Once time series were constructed, TSA was used to model the underlying patterns of the herring fishery and oceanographic data. More specifically, auto-regressive-integrated-moving-average (ARIMA) models were applied. These models were then used to interpolate the missing years for complete time series, and ARIMA models were run again on these complete data sets. The final model for the Maine herring fishery was an ARIMA(1,1,0), meaning that the pounds in one year was explained, at least in part, by pounds the year before. For Canada, the model was an ARIMA(0,1,1), indicating that the pounds were more explained by the conservation of noise, or error, from the year previously.

The models developed were then used to begin examining the impact of the events from the qualitative timeline and oceanographic features (SST and salinity) on the fishery time series. Intervention analysis detected outliers, called interventions, representing years of unexpected change in the herring time series. These years were compared to the qualitative time line to determine a possible explanatory event. Such events were speculated for the majority of interventions found. Finally, cross-correlation analysis compared the herring time series with the SABS SST and salinity time series for possible cause-and-effect relationships. The analysis found no significant relationships between the series.

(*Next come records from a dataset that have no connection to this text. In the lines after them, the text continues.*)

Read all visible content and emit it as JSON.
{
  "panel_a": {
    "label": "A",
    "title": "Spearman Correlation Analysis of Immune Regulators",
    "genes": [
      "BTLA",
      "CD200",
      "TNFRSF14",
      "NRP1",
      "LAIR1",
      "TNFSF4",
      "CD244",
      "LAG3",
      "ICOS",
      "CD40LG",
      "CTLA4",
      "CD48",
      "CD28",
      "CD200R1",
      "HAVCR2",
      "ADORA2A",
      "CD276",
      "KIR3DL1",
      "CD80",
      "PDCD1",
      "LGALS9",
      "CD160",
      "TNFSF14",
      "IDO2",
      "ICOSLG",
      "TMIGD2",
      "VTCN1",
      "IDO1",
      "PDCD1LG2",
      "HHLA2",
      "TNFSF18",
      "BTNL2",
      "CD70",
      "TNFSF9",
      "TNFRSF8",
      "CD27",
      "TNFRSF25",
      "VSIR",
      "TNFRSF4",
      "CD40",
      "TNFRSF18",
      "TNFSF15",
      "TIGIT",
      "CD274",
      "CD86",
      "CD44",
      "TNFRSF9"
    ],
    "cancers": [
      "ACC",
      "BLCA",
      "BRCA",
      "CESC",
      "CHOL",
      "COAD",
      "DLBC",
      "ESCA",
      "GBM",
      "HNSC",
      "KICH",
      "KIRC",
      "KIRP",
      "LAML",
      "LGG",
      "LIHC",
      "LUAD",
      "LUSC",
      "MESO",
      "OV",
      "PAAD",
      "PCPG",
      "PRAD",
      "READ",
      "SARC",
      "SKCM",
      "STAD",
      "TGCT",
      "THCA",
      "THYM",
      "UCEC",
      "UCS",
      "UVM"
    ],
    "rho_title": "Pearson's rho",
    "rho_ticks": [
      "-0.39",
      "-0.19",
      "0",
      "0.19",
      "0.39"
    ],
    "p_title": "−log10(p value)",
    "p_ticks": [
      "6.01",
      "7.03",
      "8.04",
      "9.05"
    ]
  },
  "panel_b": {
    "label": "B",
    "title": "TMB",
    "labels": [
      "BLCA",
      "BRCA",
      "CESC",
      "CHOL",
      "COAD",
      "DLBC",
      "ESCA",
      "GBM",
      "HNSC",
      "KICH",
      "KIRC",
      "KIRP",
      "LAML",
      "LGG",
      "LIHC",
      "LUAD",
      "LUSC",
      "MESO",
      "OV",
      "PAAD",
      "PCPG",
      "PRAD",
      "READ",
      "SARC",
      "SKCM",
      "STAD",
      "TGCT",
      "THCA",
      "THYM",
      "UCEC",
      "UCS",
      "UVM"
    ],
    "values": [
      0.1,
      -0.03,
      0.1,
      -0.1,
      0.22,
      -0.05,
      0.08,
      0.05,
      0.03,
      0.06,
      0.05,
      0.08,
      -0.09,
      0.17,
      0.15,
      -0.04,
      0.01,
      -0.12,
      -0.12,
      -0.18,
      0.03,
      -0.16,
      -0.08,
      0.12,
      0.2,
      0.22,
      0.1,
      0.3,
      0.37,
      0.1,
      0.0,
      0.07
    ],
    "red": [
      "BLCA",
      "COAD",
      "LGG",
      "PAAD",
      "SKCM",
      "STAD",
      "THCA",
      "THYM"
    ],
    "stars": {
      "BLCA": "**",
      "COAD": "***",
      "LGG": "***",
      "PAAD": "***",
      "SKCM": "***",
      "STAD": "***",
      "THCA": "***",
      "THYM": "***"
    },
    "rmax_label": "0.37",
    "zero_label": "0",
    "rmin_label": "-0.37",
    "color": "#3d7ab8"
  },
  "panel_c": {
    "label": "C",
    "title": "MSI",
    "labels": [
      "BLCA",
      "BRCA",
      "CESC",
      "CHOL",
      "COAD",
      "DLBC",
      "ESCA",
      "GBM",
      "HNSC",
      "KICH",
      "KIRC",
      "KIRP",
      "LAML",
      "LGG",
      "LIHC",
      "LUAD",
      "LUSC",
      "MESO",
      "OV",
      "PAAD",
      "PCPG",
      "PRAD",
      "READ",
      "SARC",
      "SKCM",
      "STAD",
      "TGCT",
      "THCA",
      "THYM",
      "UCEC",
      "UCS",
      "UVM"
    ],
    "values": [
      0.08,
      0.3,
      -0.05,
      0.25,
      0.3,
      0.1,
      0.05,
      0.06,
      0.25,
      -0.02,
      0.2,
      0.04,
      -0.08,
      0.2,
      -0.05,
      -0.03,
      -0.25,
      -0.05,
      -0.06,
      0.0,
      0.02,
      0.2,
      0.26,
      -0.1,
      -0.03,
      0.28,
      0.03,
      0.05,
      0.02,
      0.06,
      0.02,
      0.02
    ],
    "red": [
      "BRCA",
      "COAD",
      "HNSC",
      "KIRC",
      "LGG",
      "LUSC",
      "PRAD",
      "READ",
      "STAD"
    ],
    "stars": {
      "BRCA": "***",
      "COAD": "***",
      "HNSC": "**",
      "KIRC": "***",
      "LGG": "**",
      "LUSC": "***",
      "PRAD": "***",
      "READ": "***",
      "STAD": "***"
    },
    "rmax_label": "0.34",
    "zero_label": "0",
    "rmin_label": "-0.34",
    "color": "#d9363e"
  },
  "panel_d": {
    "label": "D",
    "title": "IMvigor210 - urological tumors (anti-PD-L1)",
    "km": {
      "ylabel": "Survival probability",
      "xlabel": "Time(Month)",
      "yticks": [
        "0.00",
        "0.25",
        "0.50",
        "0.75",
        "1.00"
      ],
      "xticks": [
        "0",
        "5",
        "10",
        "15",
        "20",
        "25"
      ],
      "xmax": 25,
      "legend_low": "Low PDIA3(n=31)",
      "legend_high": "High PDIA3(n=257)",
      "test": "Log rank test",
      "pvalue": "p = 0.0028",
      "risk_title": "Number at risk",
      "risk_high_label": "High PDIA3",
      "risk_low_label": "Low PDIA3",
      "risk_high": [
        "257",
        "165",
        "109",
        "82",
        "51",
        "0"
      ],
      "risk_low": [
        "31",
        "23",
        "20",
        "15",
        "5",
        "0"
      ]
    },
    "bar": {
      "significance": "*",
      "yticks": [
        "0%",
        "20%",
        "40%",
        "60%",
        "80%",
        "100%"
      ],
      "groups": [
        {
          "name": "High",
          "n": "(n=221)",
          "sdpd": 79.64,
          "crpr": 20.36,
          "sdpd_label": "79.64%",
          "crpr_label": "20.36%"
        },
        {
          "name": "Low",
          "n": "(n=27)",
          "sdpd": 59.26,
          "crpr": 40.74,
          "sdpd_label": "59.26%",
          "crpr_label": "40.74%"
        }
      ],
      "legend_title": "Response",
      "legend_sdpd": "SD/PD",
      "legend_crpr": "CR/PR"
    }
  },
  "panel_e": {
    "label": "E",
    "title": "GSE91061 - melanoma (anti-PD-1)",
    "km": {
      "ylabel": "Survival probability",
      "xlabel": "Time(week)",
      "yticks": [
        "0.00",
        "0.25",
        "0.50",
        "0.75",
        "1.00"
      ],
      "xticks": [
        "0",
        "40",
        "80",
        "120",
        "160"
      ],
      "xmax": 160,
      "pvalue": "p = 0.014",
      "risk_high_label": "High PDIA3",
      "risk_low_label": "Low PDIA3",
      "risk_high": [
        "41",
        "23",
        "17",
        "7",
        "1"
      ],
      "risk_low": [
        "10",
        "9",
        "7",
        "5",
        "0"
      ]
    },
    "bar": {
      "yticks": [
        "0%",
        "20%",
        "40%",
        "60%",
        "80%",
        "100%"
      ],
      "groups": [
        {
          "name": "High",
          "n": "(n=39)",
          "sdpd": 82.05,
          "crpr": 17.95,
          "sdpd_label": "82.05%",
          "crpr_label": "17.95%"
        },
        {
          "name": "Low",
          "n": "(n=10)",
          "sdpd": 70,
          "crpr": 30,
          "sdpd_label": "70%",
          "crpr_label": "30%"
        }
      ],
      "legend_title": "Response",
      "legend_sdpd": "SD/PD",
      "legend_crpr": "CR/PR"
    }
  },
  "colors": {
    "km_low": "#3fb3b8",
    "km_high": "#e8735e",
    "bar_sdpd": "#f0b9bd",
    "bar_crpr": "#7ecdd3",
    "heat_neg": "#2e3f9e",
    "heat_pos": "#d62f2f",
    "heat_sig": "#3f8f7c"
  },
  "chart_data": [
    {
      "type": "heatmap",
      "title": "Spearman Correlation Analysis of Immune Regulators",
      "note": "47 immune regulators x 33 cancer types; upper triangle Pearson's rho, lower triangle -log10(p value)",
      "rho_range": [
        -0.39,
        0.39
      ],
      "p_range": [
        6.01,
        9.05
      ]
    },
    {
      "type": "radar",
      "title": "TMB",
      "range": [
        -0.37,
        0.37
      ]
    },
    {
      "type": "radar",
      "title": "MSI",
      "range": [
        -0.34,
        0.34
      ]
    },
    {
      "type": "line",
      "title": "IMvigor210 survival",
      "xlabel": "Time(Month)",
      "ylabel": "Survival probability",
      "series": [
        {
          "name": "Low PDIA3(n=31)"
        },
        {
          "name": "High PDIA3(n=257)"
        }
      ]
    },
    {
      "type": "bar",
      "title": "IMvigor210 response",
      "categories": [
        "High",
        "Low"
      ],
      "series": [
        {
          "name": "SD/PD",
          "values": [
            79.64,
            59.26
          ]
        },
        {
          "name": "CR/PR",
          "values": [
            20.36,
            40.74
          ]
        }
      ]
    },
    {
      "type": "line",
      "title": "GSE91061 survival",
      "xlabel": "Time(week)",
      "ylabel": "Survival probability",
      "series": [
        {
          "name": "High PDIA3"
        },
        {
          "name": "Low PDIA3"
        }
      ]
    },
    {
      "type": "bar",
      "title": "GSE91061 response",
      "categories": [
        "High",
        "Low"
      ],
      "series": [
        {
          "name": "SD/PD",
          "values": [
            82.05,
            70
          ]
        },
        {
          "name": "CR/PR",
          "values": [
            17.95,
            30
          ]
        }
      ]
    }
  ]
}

This study demonstrated the potential of TSA and historical data, including the qualitative literature, to better understand fisheries over the long term. TSA is a useful tool for applying historical data to study ecosystems in their entirety, from historical fisheries to today, rather than isolated in time or context. Results can broaden the temporal and ecosystem perspective in which fishery statistics are examined, and methodologies can be refined and expanded in the future. However, as used here, TSA addresses only catch statistics, not abundance or other population parameters. These methods should be used in conjunction with traditional statistical approaches and to inform stock assessment.